For the 2D ndarray train, each row is converted to a Record object. The vector is stored in the “values” entry of the features property of each Record. If labels is not None, each corresponding label is assigned to the “values” entry of the labels property of each Record.

The collection of Record objects are protobuf serialized and uploaded to new S3 locations. A manifest file is generated containing the list of objects created and also stored in S3.

The number of S3 objects created is controlled by the train_instance_count property on this Estimator. One S3 object is created per training instance.

Parameters:	train (numpy.ndarray) – A 2D numpy array of training data. labels (numpy.ndarray) – A 1D numpy array of labels. Its length must be equal to the number of rows in `train`. channel (str) – The SageMaker TrainingJob channel this RecordSet should be assigned to.
Returns:	A RecordSet referencing the encoded, uploading training and label data.
Return type:	RecordSet

train_image()¶

Return the Docker image to use for training.

The fit() method, which does the model training, calls this method to find the image to use for model training.

Returns:	The URI of the Docker image.
Return type:	str

eval_metrics¶: An algorithm hyperparameter with optional validation. Implemented as a python descriptor object.

create_model()¶: Return a KMeansModel referencing the latest s3 model data produced by this Estimator.

fit(records, mini_batch_size=5000, **kwargs)¶

Fit this Estimator on serialized Record objects, stored in S3.

records should be an instance of RecordSet. This defines a collection of s3 data files to train this Estimator on.

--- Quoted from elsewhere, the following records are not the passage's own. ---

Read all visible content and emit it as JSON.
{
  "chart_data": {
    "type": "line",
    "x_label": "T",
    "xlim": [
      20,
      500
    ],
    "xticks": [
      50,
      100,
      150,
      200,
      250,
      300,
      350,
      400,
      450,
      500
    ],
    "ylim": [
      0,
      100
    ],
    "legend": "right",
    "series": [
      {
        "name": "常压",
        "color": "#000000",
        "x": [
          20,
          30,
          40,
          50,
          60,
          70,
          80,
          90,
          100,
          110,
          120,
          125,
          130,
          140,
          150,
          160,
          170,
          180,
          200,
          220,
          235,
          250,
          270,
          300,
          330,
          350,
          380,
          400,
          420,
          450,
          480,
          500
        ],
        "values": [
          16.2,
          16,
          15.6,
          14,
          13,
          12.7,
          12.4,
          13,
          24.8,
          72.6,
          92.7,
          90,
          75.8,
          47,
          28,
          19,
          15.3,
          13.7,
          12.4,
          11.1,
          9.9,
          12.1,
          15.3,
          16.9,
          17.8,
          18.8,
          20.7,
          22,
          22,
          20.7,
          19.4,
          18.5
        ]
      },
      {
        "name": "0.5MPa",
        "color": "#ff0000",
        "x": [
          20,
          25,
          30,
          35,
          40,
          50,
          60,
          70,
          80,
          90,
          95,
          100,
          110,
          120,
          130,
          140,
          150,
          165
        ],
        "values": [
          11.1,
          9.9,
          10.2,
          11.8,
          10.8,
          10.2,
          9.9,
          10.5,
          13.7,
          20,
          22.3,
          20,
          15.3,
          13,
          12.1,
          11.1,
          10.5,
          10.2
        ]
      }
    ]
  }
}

Training data is expected to be encoded as dense or sparse vectors in the “values” feature on each Record. If the data is labeled, the label is expected to be encoded as a list of scalas in the “values” feature of the Record label.

More information on the Amazon Record format is available at: https://docs.aws.amazon.com/sagemaker/latest/dg/cdf-training.html

See record_set() to construct a RecordSet object from ndarray arrays.

Parameters:	records (`RecordSet`) – The records to train this `Estimator` on mini_batch_size (int or None) – The size of each mini-batch to use when training. If None, a default value will be used.

hyperparameters()¶: Return the SageMaker hyperparameters for training this KMeans Estimator

class sagemaker.KMeansModel(model_data, role, sagemaker_session=None)¶

Bases: sagemaker.model.Model

Reference KMeans s3 model data. Calling deploy() creates an Endpoint and return a Predictor to performs k-means cluster assignment.

class sagemaker.KMeansPredictor(endpoint, sagemaker_session=None)¶

Bases: sagemaker.predictor.RealTimePredictor

Assigns input vectors to their closest cluster in a KMeans model.

The implementation of predict() in this RealTimePredictor requires a numpy ndarray as input. The array should contain the same number of columns as the feature-dimension of the data used to fit the model this Predictor performs inference on.

predict() returns a list of Record objects, one for each row in the input ndarray. The nearest cluster is stored in the closest_cluster key of the Record.label field.